Vinham negros com as mais variadas doenças a que a ciência do enfermeiro e as disponibilidades terapêuticas respondiam com vinte a trinta produtos de que os mais populares eram drageias de vitaminas com sais minerais, muito apreciadas pelas suas cores vivas, e a Vitamina C efervescente que fazia o prestígio do enfermeiro pelas bolhas que o comprimido libertava quando mergulhado em água e a delícia dos pacientes pelo elevado teor de açúcar. Algumas vezes o produto prescrito terá estado de acordo com as necessidades terapêuticas e outras tantas terá a doença acertado com o medicamento que lhe coube.

Ainda a ciência não se tinha esgotado, nem os medicamentos, nem a fila, reforçada frequentemente por doentes já medicados, mas que não perdiam a oportunidade de reincidir, e mais uma mulher, igual a tantas outras, com queixas semelhantes, vinha em busca do almejado alívio. Referia dores de cabeça e dores nas costas – dizia o intérprete, elemento imprescindível a qualquer consulta. O furriel-enfermeiro receitou um analgésico oral enquanto o maqueiro trazia um copo de água e o cabo-enfermeiro lhe entregava dois comprimidos que ela logo deglutiu.

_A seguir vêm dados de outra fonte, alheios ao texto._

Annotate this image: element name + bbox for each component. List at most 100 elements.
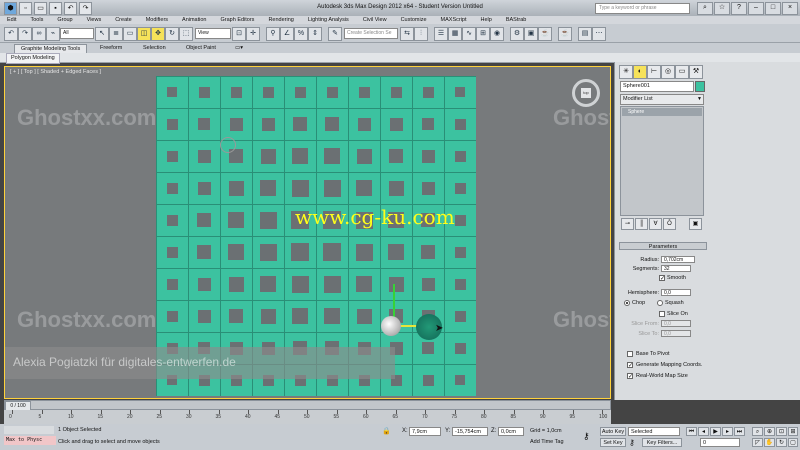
hemisphere-field[interactable]: 0,0 (661, 289, 691, 296)
viewcube-face[interactable]: top (581, 88, 591, 98)
zoom-extents-icon[interactable]: ⊡ (776, 427, 787, 436)
add-time-tag[interactable]: Add Time Tag (530, 439, 564, 445)
menu-lighting-analysis[interactable]: Lighting Analysis (301, 16, 356, 24)
chop-radio[interactable] (624, 300, 630, 306)
minimize-icon[interactable]: – (748, 2, 764, 15)
undo-icon[interactable]: ↶ (64, 2, 77, 15)
smooth-checkbox[interactable]: ✓ (659, 275, 665, 282)
rendered-frame-icon[interactable]: ▣ (524, 27, 538, 41)
ribbon-options-icon[interactable]: ▭▾ (232, 44, 246, 52)
menu-bastrab[interactable]: BAStrab (499, 16, 533, 24)
menu-tools[interactable]: Tools (23, 16, 50, 24)
slice-to-field[interactable]: 0,0 (661, 330, 691, 337)
zoom-icon[interactable]: ⌕ (752, 427, 763, 436)
tab-selection[interactable]: Selection (137, 44, 172, 52)
show-end-result-icon[interactable]: ║ (635, 218, 648, 230)
modify-tab-icon[interactable]: ◐ (633, 65, 647, 79)
key-icon[interactable]: ⚷ (583, 431, 590, 442)
track-bar[interactable]: 0 5 10 15 20 25 30 35 40 45 50 55 60 65 70 75 80 85 90 95 10… (4, 410, 611, 424)
pin-stack-icon[interactable]: ⊸ (621, 218, 634, 230)
menu-help[interactable]: Help (474, 16, 499, 24)
pan-icon[interactable]: ✋ (764, 438, 775, 447)
render-production-icon[interactable]: ☕ (538, 27, 552, 41)
play-icon[interactable]: ▶ (710, 427, 721, 436)
key-mode-selected-dropdown[interactable]: Selected (628, 427, 680, 436)
real-world-checkbox[interactable]: ✓ (627, 373, 633, 380)
binoculars-icon[interactable]: ⌕ (697, 2, 713, 15)
parameters-header[interactable]: Parameters (619, 242, 707, 250)
percent-snap-icon[interactable]: % (294, 27, 308, 41)
unlink-icon[interactable]: ⌁ (46, 27, 60, 41)
help-icon[interactable]: ? (731, 2, 747, 15)
slice-from-field[interactable]: 0,0 (661, 320, 691, 327)
tab-freeform[interactable]: Freeform (94, 44, 128, 52)
maximize-viewport-icon[interactable]: ▢ (788, 438, 798, 447)
sphere-object[interactable] (381, 316, 401, 336)
radius-field[interactable]: 0,702cm (661, 256, 695, 263)
viewcube-icon[interactable]: top (572, 79, 600, 107)
menu-maxscript[interactable]: MAXScript (434, 16, 474, 24)
manipulate-icon[interactable]: ✛ (246, 27, 260, 41)
set-key-icon[interactable]: ⚷ (629, 438, 635, 447)
menu-create[interactable]: Create (108, 16, 139, 24)
redo-icon[interactable]: ↷ (18, 27, 32, 41)
go-to-end-icon[interactable]: ⏭ (734, 427, 745, 436)
orbit-icon[interactable]: ↻ (776, 438, 787, 447)
configure-sets-icon[interactable]: ▣ (689, 218, 702, 230)
viewport-top[interactable]: [ + ] [ Top ] [ Shaded + Edged Faces ] G… (4, 66, 611, 399)
render-setup-icon[interactable]: ⚙ (510, 27, 524, 41)
material-editor-icon[interactable]: ◉ (490, 27, 504, 41)
app-menu-icon[interactable]: ⬢ (4, 2, 17, 15)
schematic-view-icon[interactable]: ⊞ (476, 27, 490, 41)
polygon-modeling-panel[interactable]: Polygon Modeling (6, 53, 60, 64)
redo-icon[interactable]: ↷ (79, 2, 92, 15)
align-icon[interactable]: ⫶ (414, 27, 428, 41)
mirror-icon[interactable]: ⇆ (400, 27, 414, 41)
open-file-icon[interactable]: ▭ (34, 2, 47, 15)
pivot-center-icon[interactable]: ⊡ (232, 27, 246, 41)
menu-graph-editors[interactable]: Graph Editors (214, 16, 262, 24)
selection-filter-dropdown[interactable]: All (60, 28, 94, 39)
menu-rendering[interactable]: Rendering (261, 16, 300, 24)
save-icon[interactable]: ▪ (49, 2, 62, 15)
zoom-all-icon[interactable]: ⊕ (764, 427, 775, 436)
display-tab-icon[interactable]: ▭ (675, 65, 689, 79)
maxscript-listener[interactable]: Max to Physc (4, 436, 56, 445)
time-slider[interactable]: 0 / 100 (4, 400, 611, 411)
window-crossing-icon[interactable]: ◫ (137, 27, 151, 41)
select-object-icon[interactable]: ↖ (95, 27, 109, 41)
squash-radio[interactable] (657, 300, 663, 306)
menu-group[interactable]: Group (50, 16, 79, 24)
select-by-name-icon[interactable]: ≣ (109, 27, 123, 41)
menu-civil-view[interactable]: Civil View (356, 16, 394, 24)
gen-mapping-checkbox[interactable]: ✓ (627, 362, 633, 369)
field-of-view-icon[interactable]: ◸ (752, 438, 763, 447)
star-icon[interactable]: ☆ (714, 2, 730, 15)
prev-frame-icon[interactable]: ◂ (698, 427, 709, 436)
viewport-layout-icon[interactable]: ▤ (578, 27, 592, 41)
menu-views[interactable]: Views (80, 16, 109, 24)
x-field[interactable]: 7,9cm (409, 427, 441, 436)
create-tab-icon[interactable]: ✳ (619, 65, 633, 79)
object-color-swatch[interactable] (695, 81, 705, 92)
spinner-snap-icon[interactable]: ⇕ (308, 27, 322, 41)
y-field[interactable]: -15,754cm (452, 427, 488, 436)
snap-toggle-icon[interactable]: ⚲ (266, 27, 280, 41)
named-selection-set-input[interactable]: Create Selection Se (344, 28, 398, 39)
select-scale-icon[interactable]: ⬚ (179, 27, 193, 41)
extra-tools-icon[interactable]: ⋯ (592, 27, 606, 41)
remove-modifier-icon[interactable]: Ô (663, 218, 676, 230)
menu-edit[interactable]: Edit (0, 16, 23, 24)
motion-tab-icon[interactable]: ◎ (661, 65, 675, 79)
make-unique-icon[interactable]: ∀ (649, 218, 662, 230)
curve-editor-icon[interactable]: ∿ (462, 27, 476, 41)
stack-item-sphere[interactable]: Sphere (622, 108, 702, 116)
coord-system-dropdown[interactable]: View (195, 28, 231, 39)
viewport-label[interactable]: [ + ] [ Top ] [ Shaded + Edged Faces ] (10, 69, 101, 75)
base-to-pivot-checkbox[interactable] (627, 351, 633, 357)
auto-key-button[interactable]: Auto Key (600, 427, 626, 436)
menu-modifiers[interactable]: Modifiers (139, 16, 175, 24)
angle-snap-icon[interactable]: ∠ (280, 27, 294, 41)
graphite-toggle-icon[interactable]: ▦ (448, 27, 462, 41)
hierarchy-tab-icon[interactable]: ⊢ (647, 65, 661, 79)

A mulher recomeçou a falar. Dizia – a fazer fé no intérprete –, que também doía a barriga. Engoliu mais um comprimido, desta vez um antiespasmódico. Também doía o peito – o que lhe valeu a prescrição de uma massagem com um unguento prontamente aplicado pelo cabo. E ainda se queixou de diarreia pelo que teve direito a ingerir outros comprimidos para o efeito e recolher mais uns tantos para levar, o que aceitou. Foi-lhe explicada a posologia e a duração do tratamento e perguntado se tinha percebido. A tudo respondeu afirmativamente e manifestou o seu contentamento.

Outro doente – sentenciou o enfermeiro. A mulher, no entanto, não se moveu do primeiro lugar que ocupava na fila e voltou a falar. O enfermeiro perguntou se lhe doía mais alguma coisa ao que o intérprete respondeu que não, não senhor, a mulher não estava doente.  Doente estava o filho, encarrapitado nas costas, atado na capulana, alheado da cuidada consulta e eficiente tratamento em que a mãe o precedera.